Une enquête fut instituée. Madame Lévesque était au-dessus de toute suspicion. Elle avait mené une vie irréprochable. Le médecin hochait la tête, loin d’être convaincu. Il revit Donatienne et recommença toute l’investigation médicale.

« Madame Lévesque, suivez-vous bien la diète de votre mari, régime strict sans sel?

- Oh oui, docteur. J’employais beaucoup de fines herbes pour masquer la fadeur des plats. Et j’ai bien recommandé à la Directrice du  foyer  d’être vigilante.

- Chez vous, utilisiez-vous des produits toxiques, pour l’entretien des plantes, par exemple?

- Jamais, docteur.

- Suiviez-vous les prescriptions médicales à la lettre?

- Oh oui. Nous avons un pilulier pour la semaine et nous vérifions toujours à deux.

- Vous ne donniez aucun médicament non prescrit?

- Certainement pas, docteur. Excepté son Bromo-Selzer.

- Son quoi?

- Son Bromo-Selzer. Je n’ai jamais manqué une journée!

- Mais pourquoi lui donnez-vous du Bromo-Selzer?

- Quand je me suis mariée, ma Mère m’a mise au courant des choses de la vie. Je l’entends encore me dire: « Donatienne, si tu veux un bon homme dans la couchette, pas endormi mais pas trop porté sur la chose, donne-lui tous les matins une grosse cuillerée de Bromo-Selzer. Tu vois, j’en ai toujours donné à ton père et il s’en est très bien porté jusqu’à sa mort. » Effectivement, j’en ai donné à mes trois maris et nous en étions très satisfaits.

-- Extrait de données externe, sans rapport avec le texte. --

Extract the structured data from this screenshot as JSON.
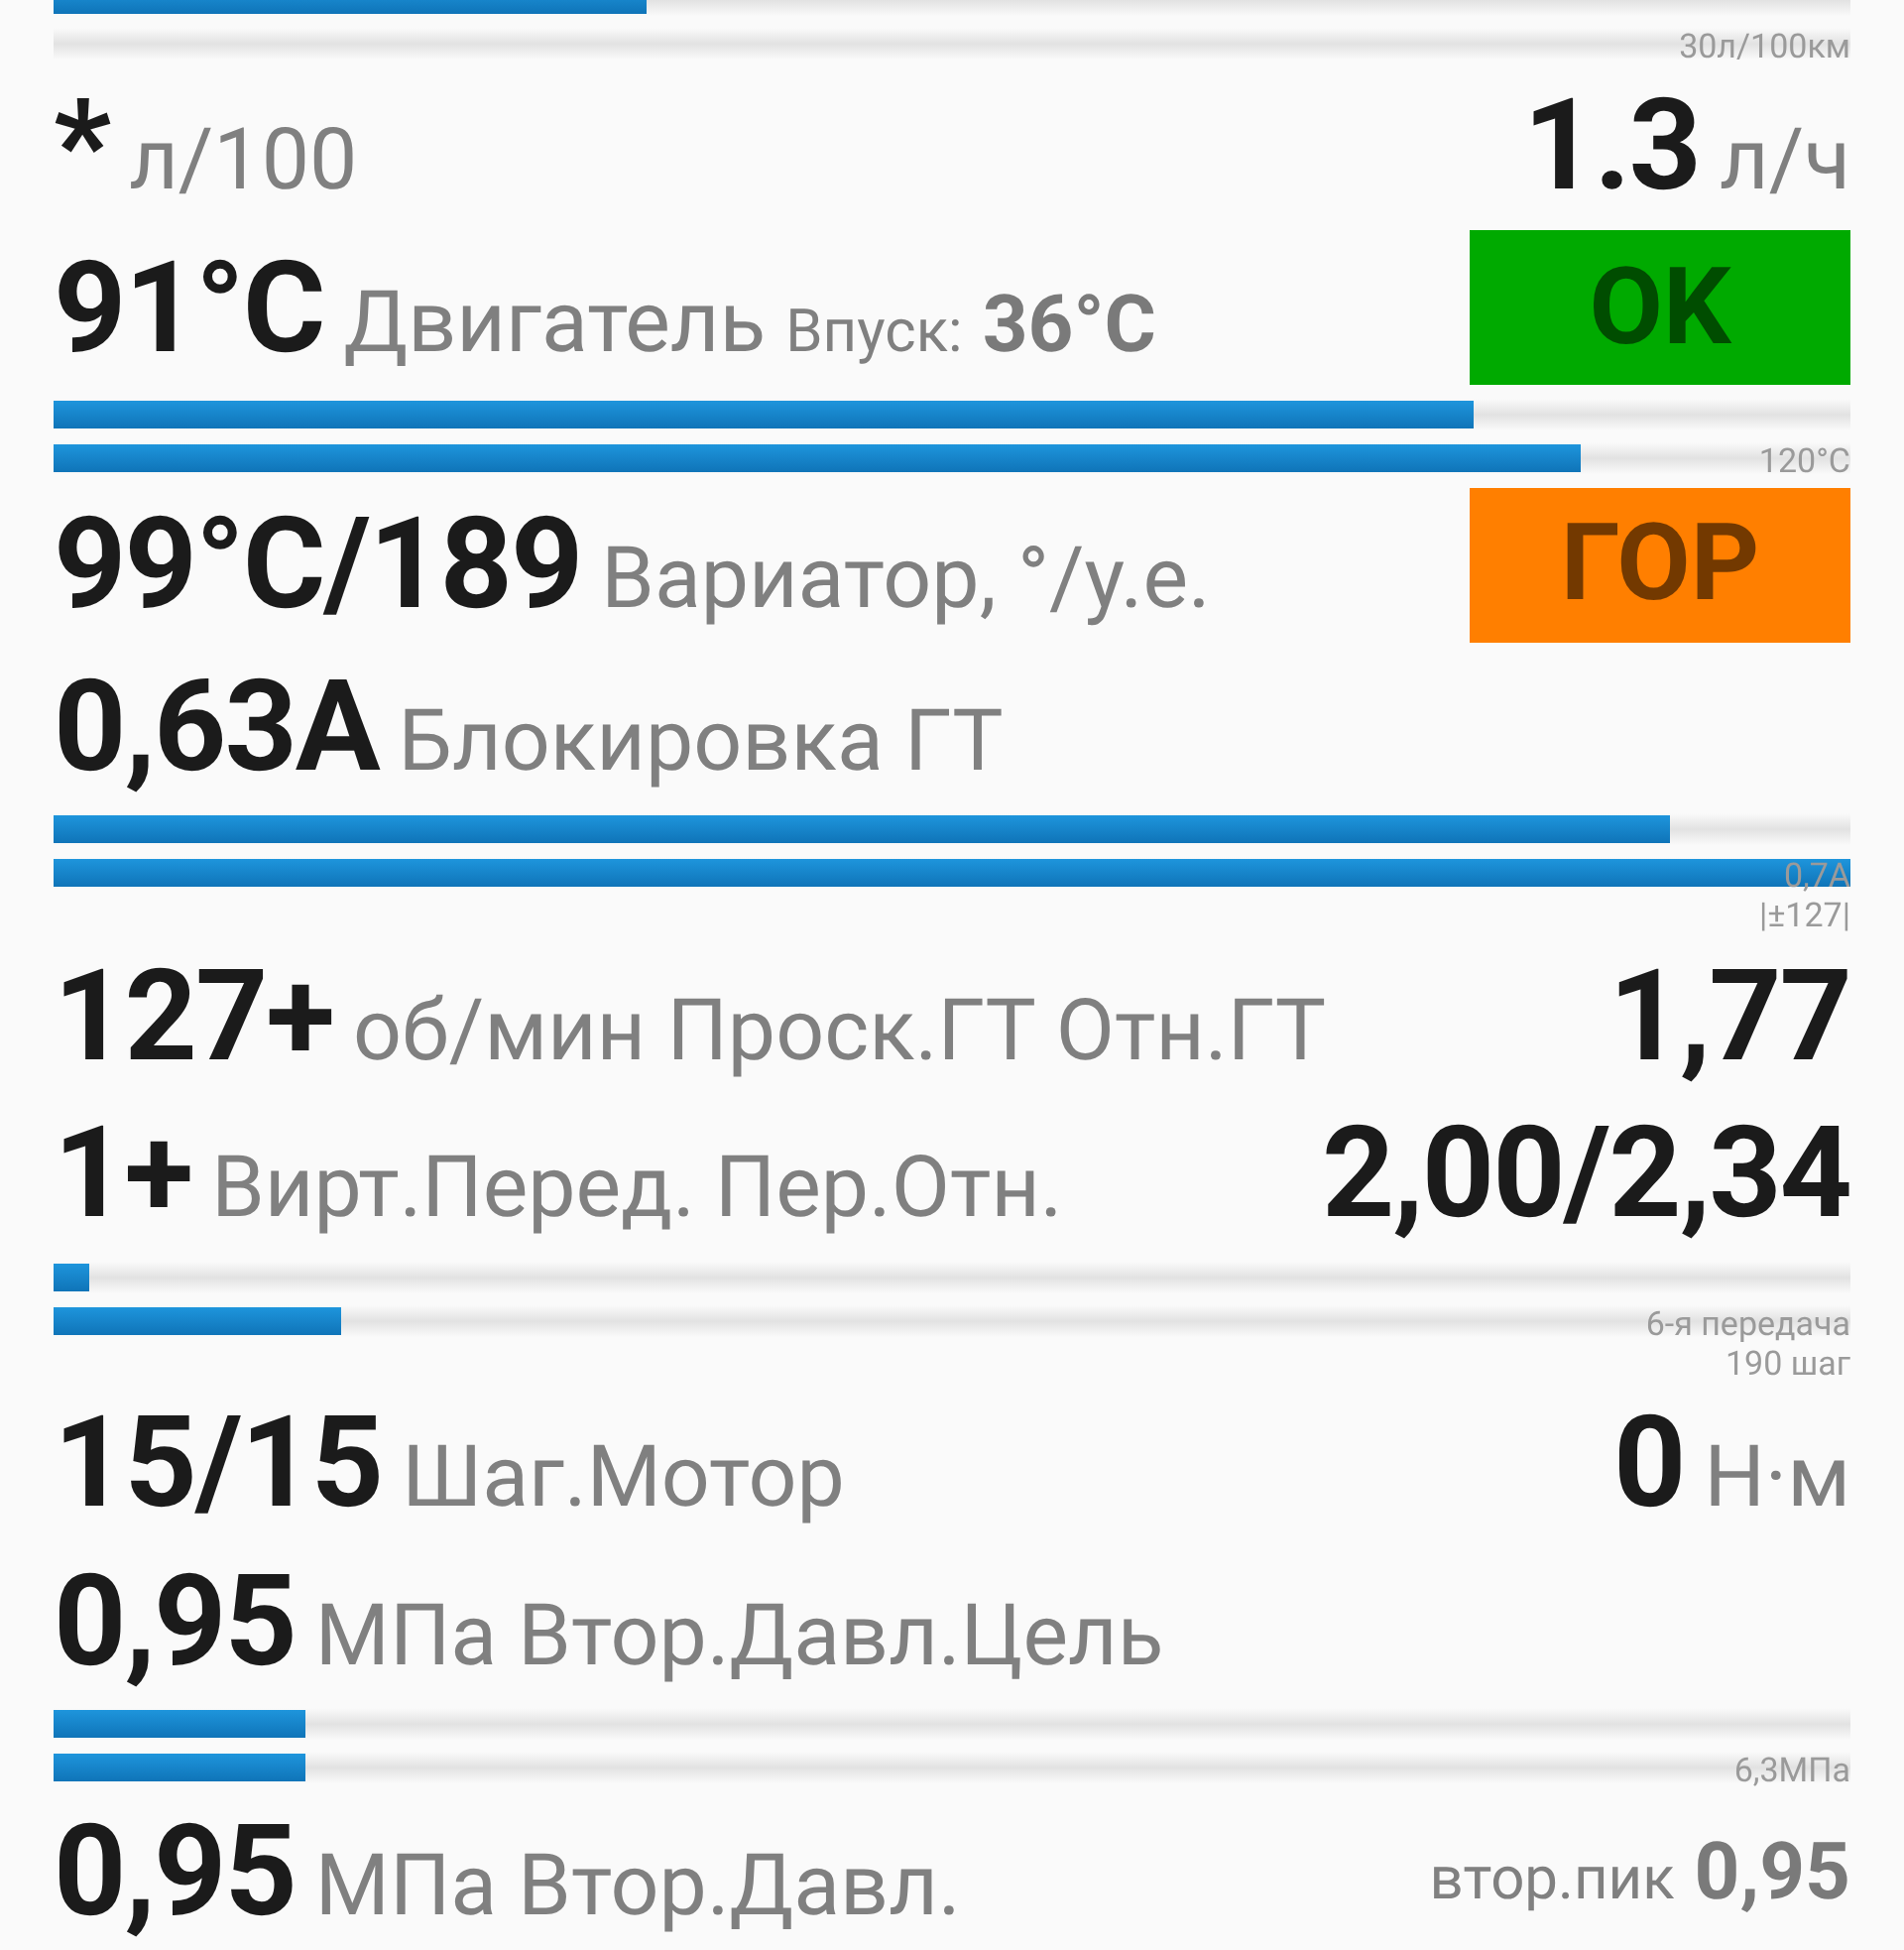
{
  "sections": [
    {
      "kind": "bars",
      "bars": [
        {
          "kind": "filled",
          "level": 0.33
        },
        {
          "kind": "empty"
        }
      ],
      "labels": [
        "30л/100км"
      ]
    },
    {
      "kind": "row",
      "left": [
        {
          "kind": "value",
          "text": "*"
        },
        {
          "kind": "unit",
          "text": "л/100"
        }
      ],
      "right": [
        {
          "kind": "value",
          "text": "1.3"
        },
        {
          "kind": "unit",
          "text": "л/ч"
        }
      ]
    },
    {
      "kind": "row",
      "left": [
        {
          "kind": "value",
          "text": "91°C"
        },
        {
          "kind": "unit",
          "text": "Двигатель"
        },
        {
          "kind": "small_label",
          "text": "Впуск:"
        },
        {
          "kind": "small_value",
          "text": "36°C"
        }
      ],
      "badge": {
        "text": "OK",
        "color": "#00aa00"
      }
    },
    {
      "kind": "bars",
      "bars": [
        {
          "level": 0.79
        },
        {
          "level": 0.85
        }
      ],
      "labels": [
        "120°C"
      ]
    },
    {
      "kind": "row",
      "left": [
        {
          "kind": "value",
          "text": "99°C/189"
        },
        {
          "kind": "unit",
          "text": "Вариатор, °/у.е."
        }
      ],
      "badge": {
        "text": "ГОР",
        "color": "#ff7f00"
      }
    },
    {
      "kind": "row",
      "left": [
        {
          "kind": "value",
          "text": "0,63А"
        },
        {
          "kind": "unit",
          "text": "Блокировка ГТ"
        }
      ]
    },
    {
      "kind": "bars",
      "bars": [
        {
          "level": 0.9
        },
        {
          "level": 1
        }
      ],
      "labels": [
        "0,7А",
        "|±127|"
      ]
    },
    {
      "kind": "row",
      "left": [
        {
          "kind": "value",
          "text": "127+"
        },
        {
          "kind": "unit",
          "text": "об/мин Проск.ГТ"
        },
        {
          "kind": "unit",
          "text": "Отн.ГТ"
        }
      ],
      "right": [
        {
          "kind": "value",
          "text": "1,77"
        }
      ]
    },
    {
      "kind": "row",
      "left": [
        {
          "kind": "value",
          "text": "1+"
        },
        {
          "kind": "unit",
          "text": "Вирт.Перед."
        },
        {
          "kind": "unit",
          "text": "Пер.Отн."
        }
      ],
      "right": [
        {
          "kind": "value",
          "text": "2,00/2,34"
        }
      ]
    },
    {
      "kind": "bars",
      "bars": [
        {
          "level": 0.02
        },
        {
          "level": 0.16
        }
      ],
      "labels": [
        "6-я передача",
        "190 шаг"
      ]
    },
    {
      "kind": "row",
      "left": [
        {
          "kind": "value",
          "text": "15/15"
        },
        {
          "kind": "unit",
          "text": "Шаг.Мотор"
        }
      ],
      "right": [
        {
          "kind": "value",
          "text": "0"
        },
        {
          "kind": "unit",
          "text": "Н·м"
        }
      ]
    },
    {
      "kind": "row",
      "left": [
        {
          "kind": "value",
          "text": "0,95"
        },
        {
          "kind": "unit",
          "text": "МПа Втор.Давл.Цель"
        }
      ]
    },
    {
      "kind": "bars",
      "bars": [
        {
          "level": 0.14
        },
        {
          "level": 0.14
        }
      ],
      "labels": [
        "6,3МПа"
      ]
    },
    {
      "kind": "row",
      "left": [
        {
          "kind": "value",
          "text": "0,95"
        },
        {
          "kind": "unit",
          "text": "МПа Втор.Давл."
        }
      ],
      "right": [
        {
          "kind": "small_label",
          "text": "втор.пик"
        },
        {
          "kind": "small_value",
          "text": "0,95"
        }
      ]
    }
  ]
}
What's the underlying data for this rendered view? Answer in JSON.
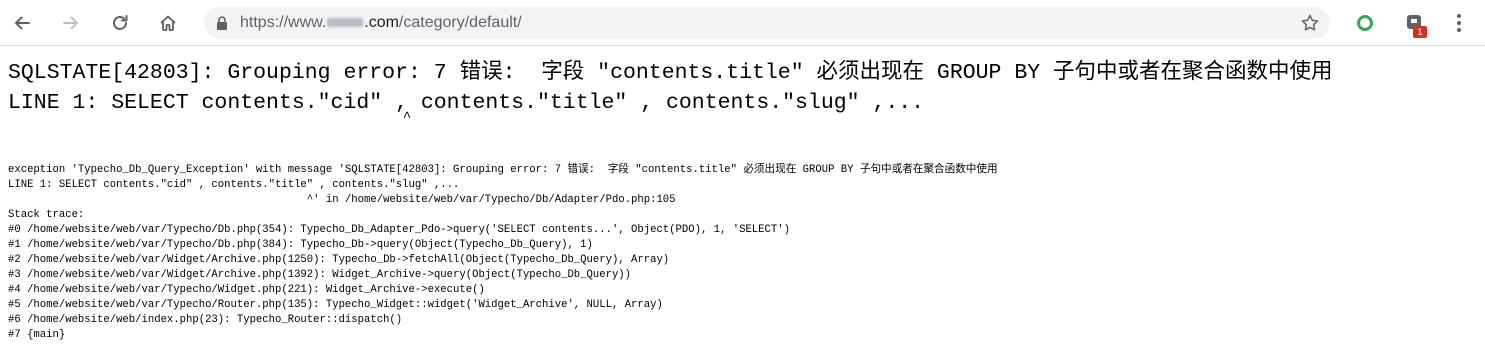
{
  "browser": {
    "url_scheme": "https://www.",
    "url_host_suffix": ".com",
    "url_path": "/category/default/",
    "extension_badge": "1",
    "icons": [
      "back-arrow-icon",
      "forward-arrow-icon",
      "reload-icon",
      "home-icon",
      "lock-icon",
      "star-icon",
      "extension-icon",
      "extension-icon",
      "menu-icon"
    ]
  },
  "error": {
    "heading_line1": "SQLSTATE[42803]: Grouping error: 7 错误:  字段 \"contents.title\" 必须出现在 GROUP BY 子句中或者在聚合函数中使用",
    "heading_line2": "LINE 1: SELECT contents.\"cid\" , contents.\"title\" , contents.\"slug\" ,...",
    "heading_caret": "                                               ^",
    "exception_line1": "exception 'Typecho_Db_Query_Exception' with message 'SQLSTATE[42803]: Grouping error: 7 错误:  字段 \"contents.title\" 必须出现在 GROUP BY 子句中或者在聚合函数中使用",
    "exception_line2": "LINE 1: SELECT contents.\"cid\" , contents.\"title\" , contents.\"slug\" ,...",
    "exception_line3": "                                               ^' in /home/website/web/var/Typecho/Db/Adapter/Pdo.php:105",
    "stack_label": "Stack trace:",
    "stack": [
      "#0 /home/website/web/var/Typecho/Db.php(354): Typecho_Db_Adapter_Pdo->query('SELECT contents...', Object(PDO), 1, 'SELECT')",
      "#1 /home/website/web/var/Typecho/Db.php(384): Typecho_Db->query(Object(Typecho_Db_Query), 1)",
      "#2 /home/website/web/var/Widget/Archive.php(1250): Typecho_Db->fetchAll(Object(Typecho_Db_Query), Array)",
      "#3 /home/website/web/var/Widget/Archive.php(1392): Widget_Archive->query(Object(Typecho_Db_Query))",
      "#4 /home/website/web/var/Typecho/Widget.php(221): Widget_Archive->execute()",
      "#5 /home/website/web/var/Typecho/Router.php(135): Typecho_Widget::widget('Widget_Archive', NULL, Array)",
      "#6 /home/website/web/index.php(23): Typecho_Router::dispatch()",
      "#7 {main}"
    ]
  },
  "colors": {
    "toolbar_icon": "#5f6368",
    "toolbar_icon_disabled": "#bdc1c6",
    "ext_green": "#34a853",
    "badge_red": "#d93025"
  }
}
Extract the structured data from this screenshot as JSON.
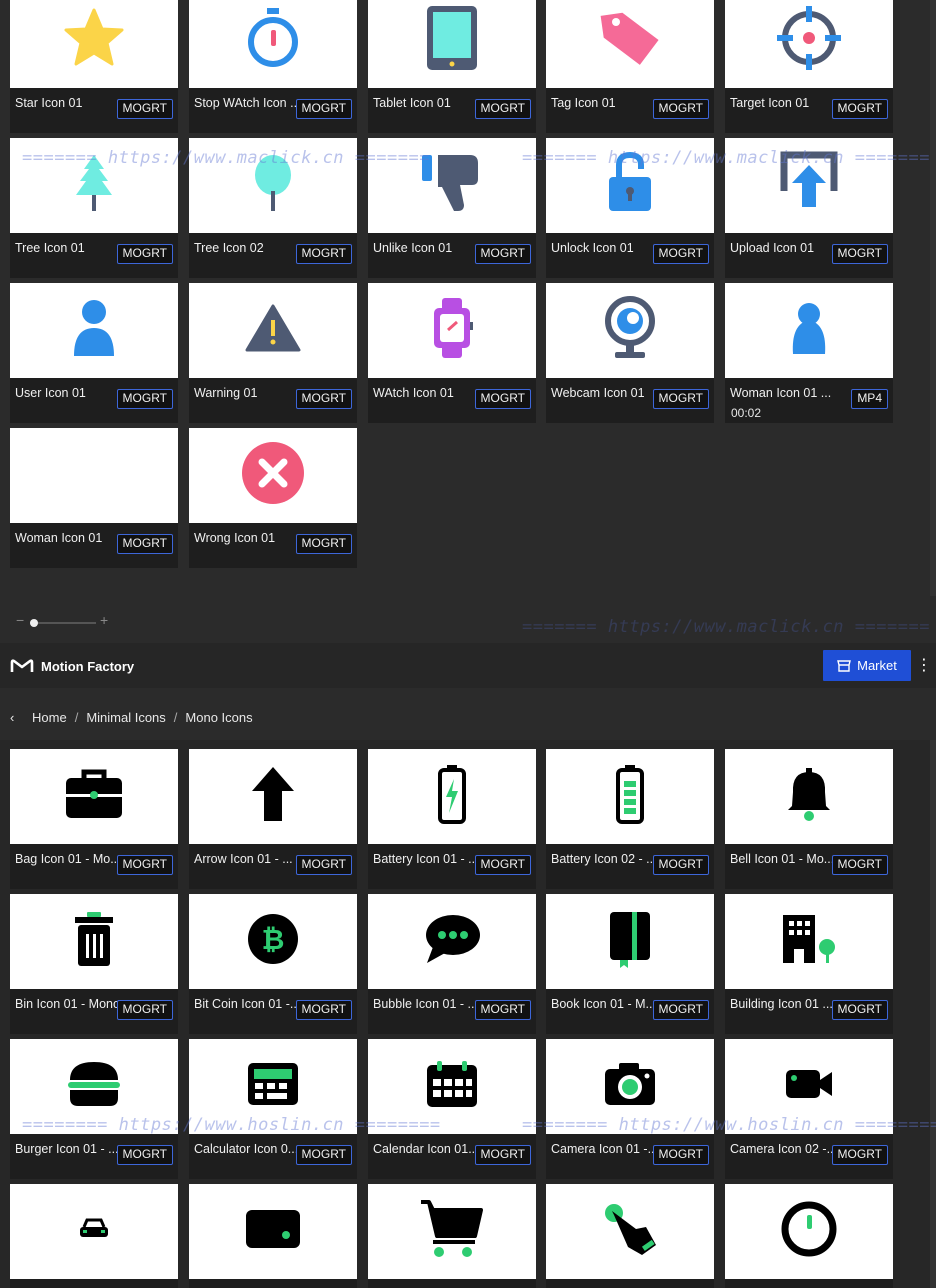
{
  "top_grid": {
    "cards": [
      {
        "title": "Star Icon 01",
        "badge": "MOGRT",
        "icon": "star-icon"
      },
      {
        "title": "Stop WAtch Icon ...",
        "badge": "MOGRT",
        "icon": "stopwatch-icon"
      },
      {
        "title": "Tablet Icon 01",
        "badge": "MOGRT",
        "icon": "tablet-icon"
      },
      {
        "title": "Tag Icon 01",
        "badge": "MOGRT",
        "icon": "tag-icon"
      },
      {
        "title": "Target Icon 01",
        "badge": "MOGRT",
        "icon": "target-icon"
      },
      {
        "title": "Tree Icon 01",
        "badge": "MOGRT",
        "icon": "tree-icon"
      },
      {
        "title": "Tree Icon 02",
        "badge": "MOGRT",
        "icon": "round-tree-icon"
      },
      {
        "title": "Unlike Icon 01",
        "badge": "MOGRT",
        "icon": "thumbs-down-icon"
      },
      {
        "title": "Unlock Icon 01",
        "badge": "MOGRT",
        "icon": "unlock-icon"
      },
      {
        "title": "Upload Icon 01",
        "badge": "MOGRT",
        "icon": "upload-icon"
      },
      {
        "title": "User Icon 01",
        "badge": "MOGRT",
        "icon": "user-icon"
      },
      {
        "title": "Warning 01",
        "badge": "MOGRT",
        "icon": "warning-icon"
      },
      {
        "title": "WAtch Icon 01",
        "badge": "MOGRT",
        "icon": "smartwatch-icon"
      },
      {
        "title": "Webcam Icon 01",
        "badge": "MOGRT",
        "icon": "webcam-icon"
      },
      {
        "title": "Woman Icon 01 ...",
        "badge": "MP4",
        "duration": "00:02",
        "icon": "woman-icon"
      },
      {
        "title": "Woman Icon 01",
        "badge": "MOGRT",
        "icon": "blank-thumbnail"
      },
      {
        "title": "Wrong Icon 01",
        "badge": "MOGRT",
        "icon": "wrong-icon"
      }
    ]
  },
  "header": {
    "app_title": "Motion Factory",
    "market_label": "Market",
    "more_glyph": "⋮"
  },
  "zoom": {
    "minus": "−",
    "plus": "+"
  },
  "breadcrumb": {
    "back_glyph": "‹",
    "items": [
      "Home",
      "Minimal Icons",
      "Mono Icons"
    ],
    "separator": "/"
  },
  "bottom_grid": {
    "cards": [
      {
        "title": "Bag Icon 01 - Mo...",
        "badge": "MOGRT",
        "icon": "briefcase-icon"
      },
      {
        "title": "Arrow Icon 01 - ...",
        "badge": "MOGRT",
        "icon": "arrow-up-icon"
      },
      {
        "title": "Battery Icon 01 - ...",
        "badge": "MOGRT",
        "icon": "battery-charging-icon"
      },
      {
        "title": "Battery Icon 02 - ...",
        "badge": "MOGRT",
        "icon": "battery-icon"
      },
      {
        "title": "Bell Icon 01 - Mo...",
        "badge": "MOGRT",
        "icon": "bell-icon"
      },
      {
        "title": "Bin Icon 01 - Mono",
        "badge": "MOGRT",
        "icon": "bin-icon"
      },
      {
        "title": "Bit Coin Icon 01 -...",
        "badge": "MOGRT",
        "icon": "bitcoin-icon"
      },
      {
        "title": "Bubble Icon 01 - ...",
        "badge": "MOGRT",
        "icon": "chat-bubble-icon"
      },
      {
        "title": "Book Icon 01 - M...",
        "badge": "MOGRT",
        "icon": "book-icon"
      },
      {
        "title": "Building Icon 01 ...",
        "badge": "MOGRT",
        "icon": "building-icon"
      },
      {
        "title": "Burger Icon 01 - ...",
        "badge": "MOGRT",
        "icon": "burger-icon"
      },
      {
        "title": "Calculator Icon 0...",
        "badge": "MOGRT",
        "icon": "calculator-icon"
      },
      {
        "title": "Calendar Icon 01...",
        "badge": "MOGRT",
        "icon": "calendar-icon"
      },
      {
        "title": "Camera Icon 01 -...",
        "badge": "MOGRT",
        "icon": "camera-icon"
      },
      {
        "title": "Camera Icon 02 -...",
        "badge": "MOGRT",
        "icon": "video-camera-icon"
      },
      {
        "title": "",
        "badge": "",
        "icon": "car-icon"
      },
      {
        "title": "",
        "badge": "",
        "icon": "card-icon"
      },
      {
        "title": "",
        "badge": "",
        "icon": "cart-icon"
      },
      {
        "title": "",
        "badge": "",
        "icon": "tap-icon"
      },
      {
        "title": "",
        "badge": "",
        "icon": "clock-icon"
      }
    ]
  },
  "watermarks": {
    "maclick": "======= https://www.maclick.cn =======",
    "hoslin": "======== https://www.hoslin.cn ========"
  },
  "colors": {
    "badge_border": "#3d66d9",
    "market_button": "#1f4fd6",
    "mono_accent": "#2ecc71"
  }
}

Malheureusement, mes gendres disent que c’est un remède de bonne femme et ne veulent pas en prendre. C’est vraiment dommage pour mes filles! »

L’urologue m’a lancé un regard navré. Il a renvoyé Donatienne près de son époux, sans lui faire de reproches. 

( Le Bromo-Selzer est un anti-acide gastrique sans aucun effet sexuel. C’est un médicament à base de citrate de sodium. À long terme ou à hautes doses, il est dangereux pour les reins.  Malheureusement, il est vendu sans ordonnance et malgré les mises en garde du fabricant, il est très facile d’en faire mauvais usage.)

Le médecin a mis la police au courant des derniers développements. Devant la parfaite bonne foi et l’âge de Madame Lévesque, aucune accusation d’homicide involontaire n’a été retenue.